Russian authorities to offer tax amnesty for offshore companies
The Finance Ministry is pushing ahead with its program to entice Russian-owned offshore firms to repatriate capital. A new law will impose penalties on such companies for tax evasion, but offers the carrot of a 2-year amnesty for those firms which decide to relocate to Russia.
The Finance Ministry has decided to grant a 2-year amnesty for offshore companies that have Russian owners if they move their assets to Russia. The draft law drawn up at the Finance Ministry forms part of a large-scale deoffshorization program.
Under the draft law developed by the Finance Ministry jointly with the Economic Development Ministry, penalties and fines for tax evasion will apply to Russian owners' offshore companies only starting from 2017.

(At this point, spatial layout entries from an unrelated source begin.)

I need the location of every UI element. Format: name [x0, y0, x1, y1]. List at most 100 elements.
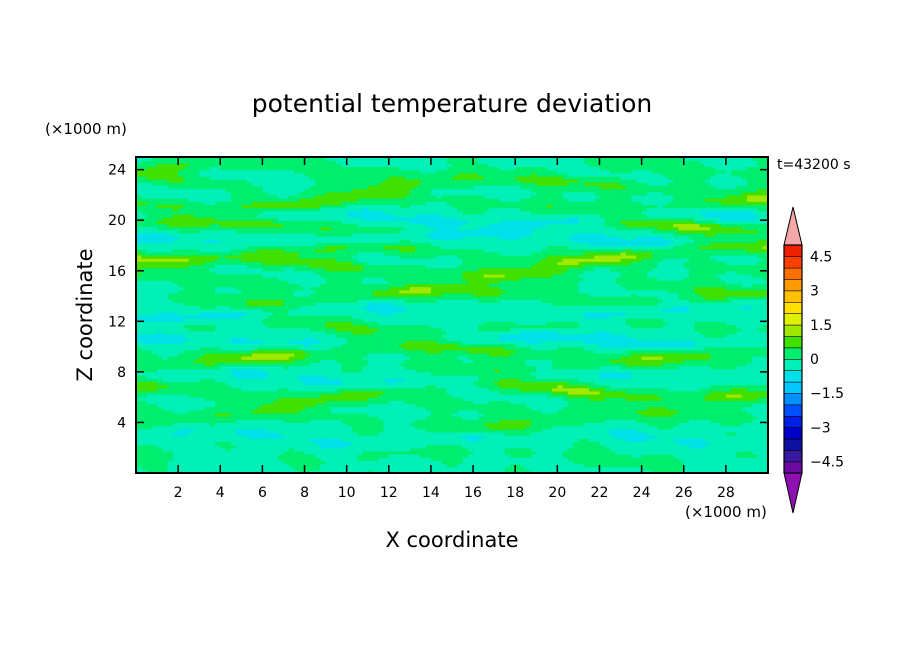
heatmap-cell [636, 466, 643, 471]
heatmap-cell [457, 431, 464, 436]
heatmap-cell [373, 466, 379, 471]
heatmap-cell [499, 441, 506, 446]
heatmap-cell [262, 431, 269, 436]
heatmap-cell [294, 431, 300, 436]
heatmap-cell [315, 438, 321, 442]
heatmap-cell [483, 438, 490, 442]
heatmap-cell [330, 428, 337, 433]
heatmap-cell [578, 469, 585, 474]
heatmap-cell [473, 463, 479, 468]
heatmap-cell [283, 463, 290, 468]
heatmap-cell [178, 447, 184, 452]
heatmap-cell [220, 469, 227, 474]
heatmap-cell [420, 441, 427, 446]
heatmap-cell [251, 454, 258, 458]
heatmap-cell [299, 454, 306, 458]
heatmap-cell [504, 457, 511, 461]
heatmap-cell [415, 457, 421, 461]
heatmap-cell [504, 444, 511, 449]
heatmap-cell [167, 441, 174, 446]
heatmap-cell [404, 454, 411, 458]
heatmap-cell [725, 466, 732, 471]
heatmap-cell [309, 466, 316, 471]
heatmap-cell [567, 450, 574, 455]
heatmap-cell [478, 441, 485, 446]
heatmap-cell [262, 444, 269, 449]
heatmap-cell [157, 435, 163, 439]
heatmap-cell [499, 447, 506, 452]
heatmap-cell [404, 438, 411, 442]
heatmap-cell [394, 444, 400, 449]
heatmap-cell [720, 438, 727, 442]
heatmap-cell [251, 466, 258, 471]
heatmap-cell [299, 463, 306, 468]
heatmap-cell [552, 444, 558, 449]
heatmap-cell [246, 447, 253, 452]
heatmap-cell [452, 438, 458, 442]
heatmap-cell [625, 441, 632, 446]
heatmap-cell [378, 450, 385, 455]
heatmap-cell [699, 463, 706, 468]
heatmap-cell [567, 435, 574, 439]
heatmap-cell [325, 450, 332, 455]
heatmap-cell [520, 441, 527, 446]
heatmap-cell [467, 466, 474, 471]
heatmap-cell [409, 444, 416, 449]
heatmap-cell [193, 463, 200, 468]
heatmap-cell [689, 438, 695, 442]
heatmap-cell [404, 460, 411, 465]
heatmap-cell [183, 460, 190, 465]
heatmap-cell [199, 450, 206, 455]
heatmap-cell [193, 438, 200, 442]
heatmap-cell [236, 441, 242, 446]
heatmap-cell [367, 463, 374, 468]
heatmap-cell [678, 435, 685, 439]
heatmap-cell [546, 431, 553, 436]
heatmap-cell [546, 463, 553, 468]
heatmap-cell [220, 463, 227, 468]
heatmap-cell [188, 435, 195, 439]
heatmap-cell [494, 435, 500, 439]
heatmap-cell [478, 431, 485, 436]
heatmap-cell [710, 431, 716, 436]
heatmap-cell [473, 431, 479, 436]
heatmap-cell [409, 460, 416, 465]
heatmap-cell [241, 431, 248, 436]
heatmap-cell [346, 466, 353, 471]
heatmap-cell [157, 447, 163, 452]
heatmap-cell [267, 466, 274, 471]
heatmap-cell [304, 431, 311, 436]
heatmap-cell [157, 454, 163, 458]
heatmap-cell [136, 463, 142, 468]
heatmap-cell [446, 444, 453, 449]
heatmap-cell [594, 463, 601, 468]
heatmap-cell [330, 447, 337, 452]
heatmap-cell [552, 450, 558, 455]
heatmap-cell [457, 438, 464, 442]
heatmap-cell [288, 460, 295, 465]
heatmap-cell [183, 447, 190, 452]
heatmap-cell [594, 460, 601, 465]
heatmap-cell [215, 450, 221, 455]
heatmap-cell [725, 431, 732, 436]
heatmap-cell [615, 431, 622, 436]
heatmap-cell [673, 457, 680, 461]
heatmap-cell [599, 438, 606, 442]
heatmap-cell [599, 450, 606, 455]
heatmap-cell [504, 441, 511, 446]
heatmap-cell [278, 457, 285, 461]
heatmap-cell [636, 450, 643, 455]
heatmap-cell [299, 469, 306, 474]
heatmap-cell [151, 454, 158, 458]
heatmap-cell [251, 435, 258, 439]
heatmap-cell [636, 444, 643, 449]
heatmap-cell [667, 438, 674, 442]
heatmap-cell [483, 444, 490, 449]
heatmap-cell [699, 438, 706, 442]
heatmap-cell [241, 435, 248, 439]
heatmap-cell [494, 450, 500, 455]
heatmap-cell [299, 450, 306, 455]
heatmap-cell [183, 454, 190, 458]
heatmap-cell [388, 444, 395, 449]
heatmap-cell [304, 454, 311, 458]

FINAM investment holding company analyst Anton Soroko describes this proposal as balanced. First, offshore company owners have an incentive to transfer their assets to Russia before they become subject to tax, followed by penalties. Second, the budget stands to receive additional revenues, as it is unlikely that the majority of companies will manage to change jurisdiction before the end of the current year.
"The key objective of the efforts being undertaken by the government is to reduce the share of Russia's shadow economy and to bring back capital that was taken out of the country earlier," says Soroko.
The campaign against offshore companies began in Russia after President Vladimir Putin, in his annual address to the Federal Assembly (the Russian equivalent of the State of The Union address in the U.S.) in December 2013, urged businesses to return to Russian jurisdiction.
In March 2014, the Finance Ministry developed a draft law on controlled foreign companies. Under that bill, all individuals and legal entities controlling 10 percent or more in offshore companies were supposed to pay a 20-percent profit tax to the Russian budget. In addition, all owners of at least 1 percent in offshore companies' capital were expected to report their shareholdings with the tax authorities.
However, the draft law came under severe criticism from big businesses that use offshore companies, among other things, to raise foreign loans. As a result, the bill was revised: Now it covers only those who own a controlling stake in an offshore company, and envisages a temporary amnesty.
According to Mark Rovinskiy, deputy head of the tax practice at the law firm EPAM, many Russian businesses make active use of offshore companies, including for taxation purposes. The main difficulty arises when the state cannot establish whom a company that is registered offshore and that controls a strategic asset belongs to.
For instance, in late June 2014, Russia's main railway operator, the Russian Railways company, held an open tender to select a contractor for upgrading several sections of the Baikal-Amur and the Trans-Siberian railways, which together run across the whole country, linking Europe to Asia.
The contract, worth 43.7 billion rubles ($1.3 billion), went to the Bamstroymekhanizatsiya company, which the day before the tender had sold 86.5 percent of its shares to a Cyprus offshore company, Sterema Limited, and the Heerden Holdings Ltd. company from the British Virgin Islands. The ownership of these offshore companies is unclear.
An even more striking example of the same problem dates back to early 2011. As part of investigating the suicide bombing at Moscow's Domodedovo Airport, in which 37 people were killed, the federal authorities were unable to establish the identity of the owner of the airport. It turned out that one of Russia's biggest airports was controlled by an offshore company, DME Airport Limited.
During questioning, Valery Kogan, who was believed to be a co-owner of the airport, refused even to give his name, citing Article 51 of the Russian Constitution guaranteeing the right against self-incrimination (similar to the Fifth Amendment to the U.S. Constitution).
Global precedent
Mark Rovinskiy points out that the new Russian rules against offshore companies are largely based on international experience, including that of the U.S., the UK, Germany and other developed tax jurisdictions.
"The need to introduce these rules in the U.S. arose after the Second World War, when high tax rates inside the country provoked capital flight to other jurisdictions. In 1962, the notion of a controlled foreign corporation (CFC) was introduced, meaning any foreign company over 50 percent of whose capital was controlled by U.S. individuals or legal entities," Rovinskiy explains.
In effect, the term used in Russia, controlled foreign companies, is a translation of the above notion, he adds. However, as a leading lawyer with the Pepelyayev Group, Pyotr Popov, points out, even in the U.S. and the UK these rules failed to resolve the problem of profits being channeled offshore.
"Overall, deoffshorization should bring certain benefits for the Russian budget but there should be some incentives in place, like the proposed amnesty on repatriated capital," Mark Rovinskiy says.
Furthermore, he adds, repatriation of capital should not be all-encompassing. A case in point, says Pyotr Popov, was a rather tough deoffshorization bill in the U.S. developed with Barack Obama's participation. Under it, an American taxpayer was considered a controlling person of any offshore company with which he had any relations, for example, received loans from. However, the bill was rejected.